Building a photonic lattice with circulators might be feasible, but as the authors point out, the large size of commercial ferrite circulators (on the centimeter scale) compared to microwave resonator cavities, places severe constraints on the design. What is required is an on-chip solution compatible with lithographic techniques. One means of breaking time-reversal symmetry for charged particles is the Aharonov-Bohm effect. A particle with the possibility of following two paths, which enclose a vector potential, will feel a different phase shift for each path, dependent on the enclosed flux. In a similar fashion, the authors show that a three-junction Josephson ring enclosing a flux can act as an on-chip circulator (Fig. 2), although care is required to tune the circuit so that symmetry breaking can occur. Fabrication of such a structure appears entirely compatible with conventional lithography, and hence one would expect that a working quantum emulator is not far behind.

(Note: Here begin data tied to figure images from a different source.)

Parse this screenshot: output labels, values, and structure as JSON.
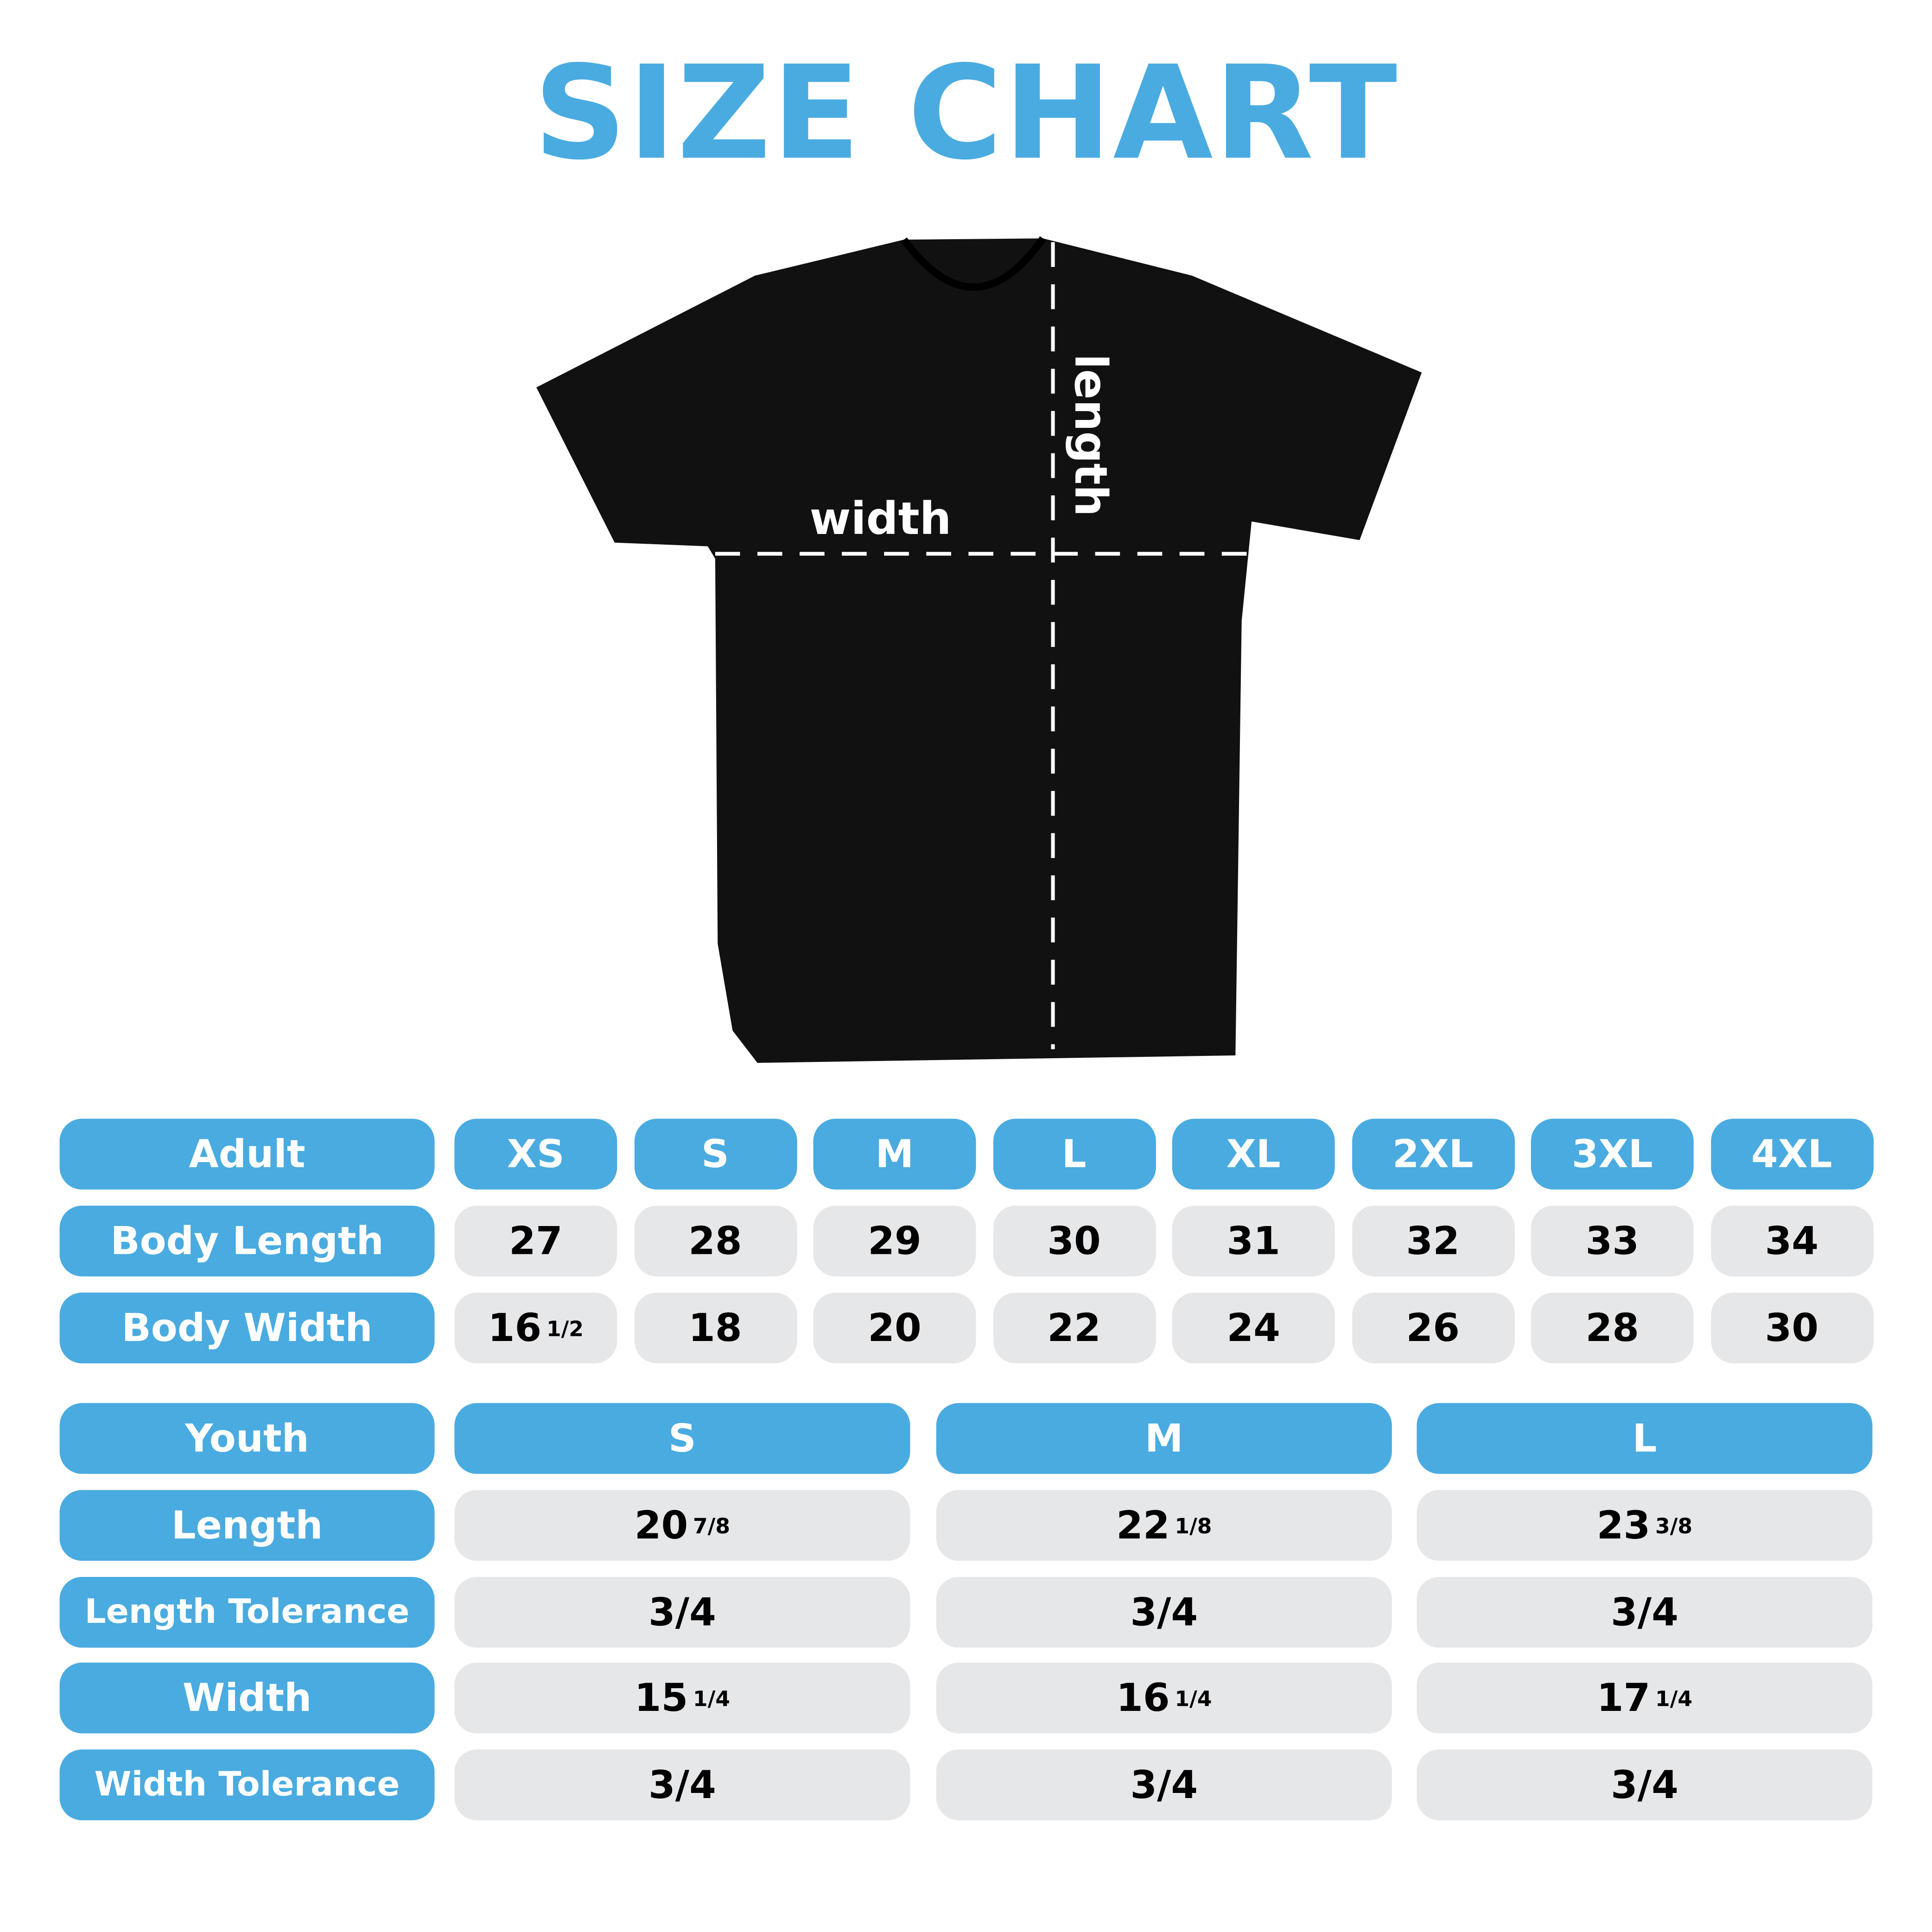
{
  "title": "SIZE CHART",
  "colors": {
    "accent": "#49ABE0",
    "cell": "#E6E7E9",
    "shirt": "#111111"
  },
  "shirt": {
    "width_label": "width",
    "length_label": "length"
  },
  "adult": {
    "header": "Adult",
    "sizes": [
      "XS",
      "S",
      "M",
      "L",
      "XL",
      "2XL",
      "3XL",
      "4XL"
    ],
    "rows": [
      {
        "label": "Body Length",
        "values": [
          {
            "w": "27",
            "f": ""
          },
          {
            "w": "28",
            "f": ""
          },
          {
            "w": "29",
            "f": ""
          },
          {
            "w": "30",
            "f": ""
          },
          {
            "w": "31",
            "f": ""
          },
          {
            "w": "32",
            "f": ""
          },
          {
            "w": "33",
            "f": ""
          },
          {
            "w": "34",
            "f": ""
          }
        ]
      },
      {
        "label": "Body Width",
        "values": [
          {
            "w": "16",
            "f": "1/2"
          },
          {
            "w": "18",
            "f": ""
          },
          {
            "w": "20",
            "f": ""
          },
          {
            "w": "22",
            "f": ""
          },
          {
            "w": "24",
            "f": ""
          },
          {
            "w": "26",
            "f": ""
          },
          {
            "w": "28",
            "f": ""
          },
          {
            "w": "30",
            "f": ""
          }
        ]
      }
    ]
  },
  "youth": {
    "header": "Youth",
    "sizes": [
      "S",
      "M",
      "L"
    ],
    "rows": [
      {
        "label": "Length",
        "values": [
          {
            "w": "20",
            "f": "7/8"
          },
          {
            "w": "22",
            "f": "1/8"
          },
          {
            "w": "23",
            "f": "3/8"
          }
        ]
      },
      {
        "label": "Length Tolerance",
        "values": [
          {
            "w": "3/4",
            "f": ""
          },
          {
            "w": "3/4",
            "f": ""
          },
          {
            "w": "3/4",
            "f": ""
          }
        ]
      },
      {
        "label": "Width",
        "values": [
          {
            "w": "15",
            "f": "1/4"
          },
          {
            "w": "16",
            "f": "1/4"
          },
          {
            "w": "17",
            "f": "1/4"
          }
        ]
      },
      {
        "label": "Width Tolerance",
        "values": [
          {
            "w": "3/4",
            "f": ""
          },
          {
            "w": "3/4",
            "f": ""
          },
          {
            "w": "3/4",
            "f": ""
          }
        ]
      }
    ]
  }
}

Emulation of fractional quantum Hall states will offer significant new insight into the fundamental properties of these strongly correlated states. This has led to significant interest in the generation of synthetic electromagnetic fields in quantum degenerate gases [10–13]. The work of Koch and co-workers  provides the toolbox for building a new class of photonic lattice quantum Hall emulators. As in the case of quantum degenerate gases, this lattice will enable direct probing of the many-body correlated states, as the quantum state of each cavity can be read independently. Specifically, this will allow the investigation of synthetic electromagnetic fields in the photonic lattice, where the interactions between the photons can be tuned. For example, in the photon Mott-insulator regime, the play off between the photon repulsion and a synthetic magnetic field may lead to strongly correlated many-body states that have strong analogies to the many-body states responsible for the fractional quantum Hall effect observed in two-dimensional electron gases.
The authors thank Andrew Hayward from the University of Melbourne for useful discussions.